Et quand cela se superpose en plus à une «défiance » nationale et quasi institutionnelle envers tout ce qui risque de nous faire perdre « de la souveraineté » (et nous sommes champions), comment faire sérieusement le travail en commun avec les autres pays, dans l'idée de l’atteinte de consensus qui forcément oblige à modifier nos perceptions et nos actes ? dès lors, il devient difficile d’agir auprès de secteurs d’activités économiques qui sont d'emblée internationaux, multinationaux, mondialisés. L’action nationale, même gouvernementale, d’un seul pays a forcément peu d’impact.

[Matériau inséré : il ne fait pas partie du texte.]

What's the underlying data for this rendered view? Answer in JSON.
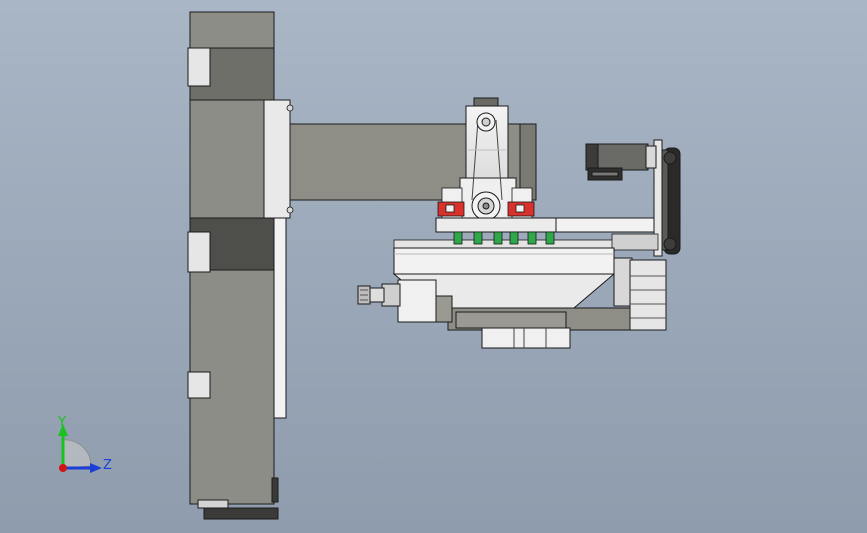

Sauf si... car il reste les citoyens, les professionnels engagés pour la santé publique, qui seuls peuvent faire bouger leurs élus et représentants. Ils sont souvent aujourd’hui mal outillés, peu audibles, mal entendus… par manque de moyens mais aussi par manque d’organisation pour construire le « lobbying pour la santé » qui les opposera forcément dans les discussins ou autres activités plus ou moins secrètes avec leurs élus aux intérêts des grands producteurs de risque : il n’y aura probablement jamais consensus, mais forcément opposition d’intérêts divergents. Il faut apprendre à être efficace en ce sens, car c'est bien la base de l’action démocratique.
C’est ce que fait par exemple l’Alliance Prévention Alcool, en France, à la mesure de ses moyens. Un récent colloque organisé avec la Fédération Nationale de la Mutualité Française (FNMF) à Paris, auquel j’ai participé au titre de la SFSP (Société Française de Santé Publique, membre de l’Alliance), m’a permis d’aborder ce sujet des nouvelles stratégies de lobbying internationales des producteurs de risque ( Téléchargement Synthese_Colloque_Alcool_quel droit_10062014, ma contribution en page 25-26 du rapport).
Il existe aux USA un groupe de vigilance sur ces questions :Corporations and Health Watch [email protected]
Rédigé par : alfred Spira | 19 septembre 2014 à 21:26
Merci Freddy, je ne connaissais pas ce groupe et vais suivre leurs publications.